So what was Gauguin’s actual purpose in his travels and what did he expect to find in Tahiti? As John Rewald points out, the painter’s life back in France was far from rosy: he was perceived as a pariah, a social misfit with no future and financial prospects (Rewald 18). Thus, he made the decision to escape this unfortunate situation by retiring to Tahiti, hoping that this move would grant him the happiness that he had been striving to find throughout his entire life. 
As he mentioned in an interview, Gauguin wanted to be rid of the influence of civilization, to immerse himself in the virgin nature, to see no one but savages and live their life (Druick 18). This is where his error in judgment originates: he despised civilization, a trademark of France at that time; that is, he replaced a widely appreciated value by a personal bias. In his book dedicated to this specific period from Gauguin’s life, Douglas Druick comments that the painter had an idealized image of the islands prior to his arrival there. He saw it as “an earthly paradise […] offering economic and psychic renewal” (Druick 18). What he did not know was that his confrontation with the Tahitian culture would not “renew” him as much as have an irremediable negative impact.
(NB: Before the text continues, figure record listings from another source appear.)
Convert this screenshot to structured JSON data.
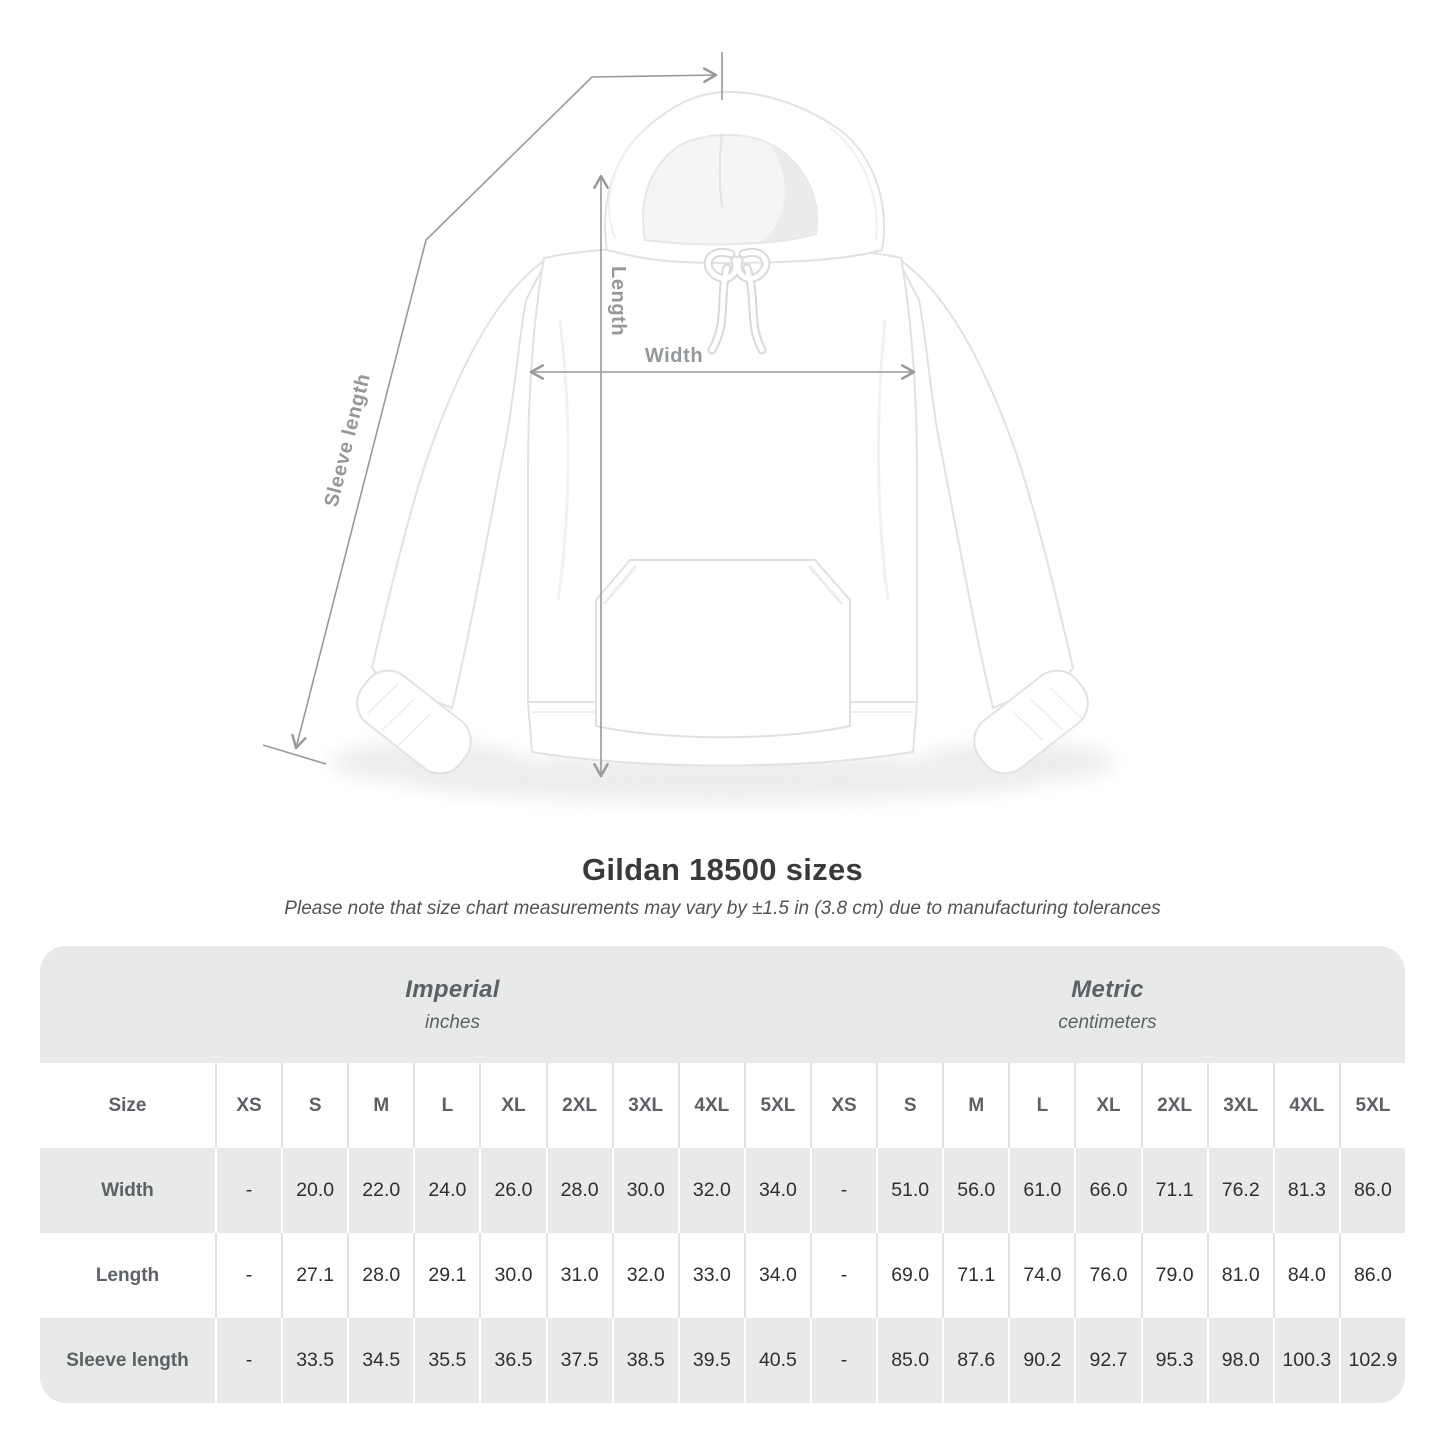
{
  "diagram": {
    "labels": {
      "length": "Length",
      "width": "Width",
      "sleeve_length": "Sleeve length"
    },
    "colors": {
      "line": "#969a9c",
      "label": "#94989b"
    }
  },
  "header": {
    "title": "Gildan 18500 sizes",
    "subtitle": "Please note that size chart measurements may vary by ±1.5 in (3.8 cm) due to manufacturing tolerances"
  },
  "table": {
    "corner_label": "Size",
    "groups": [
      {
        "label": "Imperial",
        "unit": "inches"
      },
      {
        "label": "Metric",
        "unit": "centimeters"
      }
    ],
    "sizes": [
      "XS",
      "S",
      "M",
      "L",
      "XL",
      "2XL",
      "3XL",
      "4XL",
      "5XL"
    ],
    "rows": [
      {
        "label": "Width",
        "imperial": [
          "-",
          "20.0",
          "22.0",
          "24.0",
          "26.0",
          "28.0",
          "30.0",
          "32.0",
          "34.0"
        ],
        "metric": [
          "-",
          "51.0",
          "56.0",
          "61.0",
          "66.0",
          "71.1",
          "76.2",
          "81.3",
          "86.0"
        ]
      },
      {
        "label": "Length",
        "imperial": [
          "-",
          "27.1",
          "28.0",
          "29.1",
          "30.0",
          "31.0",
          "32.0",
          "33.0",
          "34.0"
        ],
        "metric": [
          "-",
          "69.0",
          "71.1",
          "74.0",
          "76.0",
          "79.0",
          "81.0",
          "84.0",
          "86.0"
        ]
      },
      {
        "label": "Sleeve length",
        "imperial": [
          "-",
          "33.5",
          "34.5",
          "35.5",
          "36.5",
          "37.5",
          "38.5",
          "39.5",
          "40.5"
        ],
        "metric": [
          "-",
          "85.0",
          "87.6",
          "90.2",
          "92.7",
          "95.3",
          "98.0",
          "100.3",
          "102.9"
        ]
      }
    ],
    "colors": {
      "band": "#e8e9e9",
      "header_text": "#5d6165",
      "data_text": "#2d2f31"
    }
  },
  "chart_data": {
    "type": "table",
    "title": "Gildan 18500 sizes",
    "note": "Please note that size chart measurements may vary by ±1.5 in (3.8 cm) due to manufacturing tolerances",
    "column_groups": [
      "Imperial (inches)",
      "Metric (centimeters)"
    ],
    "columns": [
      "Size",
      "XS",
      "S",
      "M",
      "L",
      "XL",
      "2XL",
      "3XL",
      "4XL",
      "5XL",
      "XS",
      "S",
      "M",
      "L",
      "XL",
      "2XL",
      "3XL",
      "4XL",
      "5XL"
    ],
    "rows": [
      [
        "Width",
        "-",
        20.0,
        22.0,
        24.0,
        26.0,
        28.0,
        30.0,
        32.0,
        34.0,
        "-",
        51.0,
        56.0,
        61.0,
        66.0,
        71.1,
        76.2,
        81.3,
        86.0
      ],
      [
        "Length",
        "-",
        27.1,
        28.0,
        29.1,
        30.0,
        31.0,
        32.0,
        33.0,
        34.0,
        "-",
        69.0,
        71.1,
        74.0,
        76.0,
        79.0,
        81.0,
        84.0,
        86.0
      ],
      [
        "Sleeve length",
        "-",
        33.5,
        34.5,
        35.5,
        36.5,
        37.5,
        38.5,
        39.5,
        40.5,
        "-",
        85.0,
        87.6,
        90.2,
        92.7,
        95.3,
        98.0,
        100.3,
        102.9
      ]
    ]
  }
}
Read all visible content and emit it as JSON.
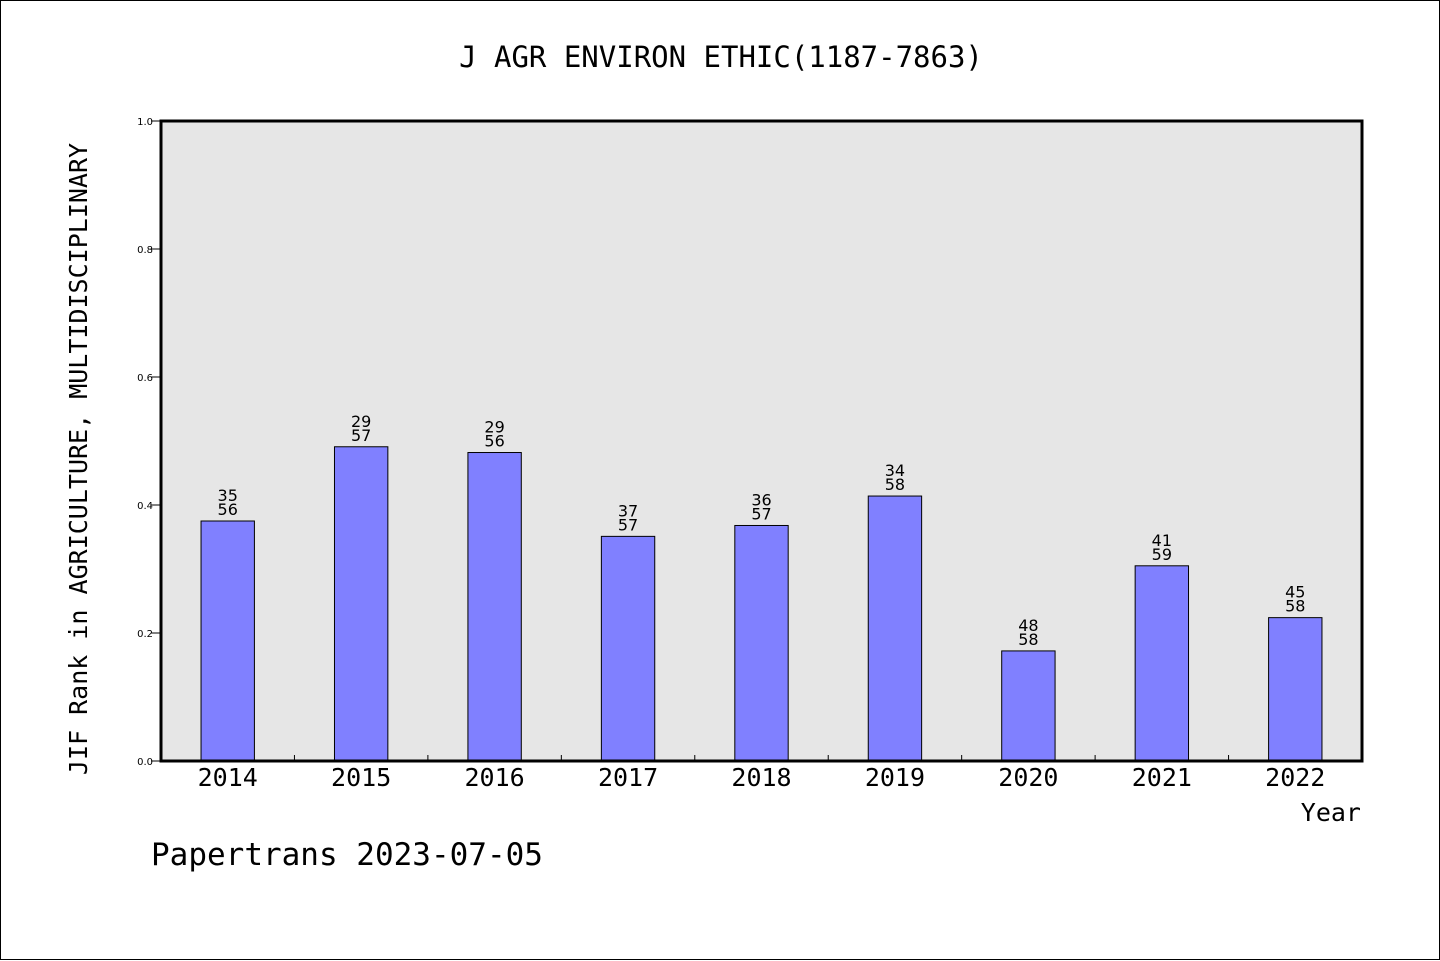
{
  "chart_data": {
    "type": "bar",
    "title": "J AGR ENVIRON ETHIC(1187-7863)",
    "xlabel": "Year",
    "ylabel": "JIF Rank in AGRICULTURE, MULTIDISCIPLINARY",
    "ylim": [
      0,
      1.0
    ],
    "yticks": [
      "0.0",
      "0.2",
      "0.4",
      "0.6",
      "0.8",
      "1.0"
    ],
    "categories": [
      "2014",
      "2015",
      "2016",
      "2017",
      "2018",
      "2019",
      "2020",
      "2021",
      "2022"
    ],
    "values": [
      0.375,
      0.491,
      0.482,
      0.351,
      0.368,
      0.414,
      0.172,
      0.305,
      0.224
    ],
    "rank_labels": [
      {
        "rank": "35",
        "total": "56"
      },
      {
        "rank": "29",
        "total": "57"
      },
      {
        "rank": "29",
        "total": "56"
      },
      {
        "rank": "37",
        "total": "57"
      },
      {
        "rank": "36",
        "total": "57"
      },
      {
        "rank": "34",
        "total": "58"
      },
      {
        "rank": "48",
        "total": "58"
      },
      {
        "rank": "41",
        "total": "59"
      },
      {
        "rank": "45",
        "total": "58"
      }
    ],
    "grid": false,
    "colors": {
      "bar": "#8080ff",
      "plot_background": "#e6e6e6",
      "axis": "#000000"
    }
  },
  "footer": {
    "credit": "Papertrans 2023-07-05"
  }
}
The islands would prove to be a battleground between his individuality and the symbol of the Polynesian world, the idol.
This idol appears in the form of statues throughout the mainland of the isles and it encompasses the laws by which Tahitians exist: their customs, beliefs, legends and deities. As Gauguin writes in his journal, the king of the gods in Tahiti was Taaroa, representing Venus, the morning star, and all the other gods were related to primary elements of the world, such as air, water, earth, light, rainbow, rain or wind (Noa Noa 6). Thus it is clear how primitive is the association between the idol and the Tahitian mythology, as it conveys the power of the origins of life. This primitive power of the idol was faced by the painter from the very first moment of his arrival in Tahiti, and would follow him permanently from that moment on.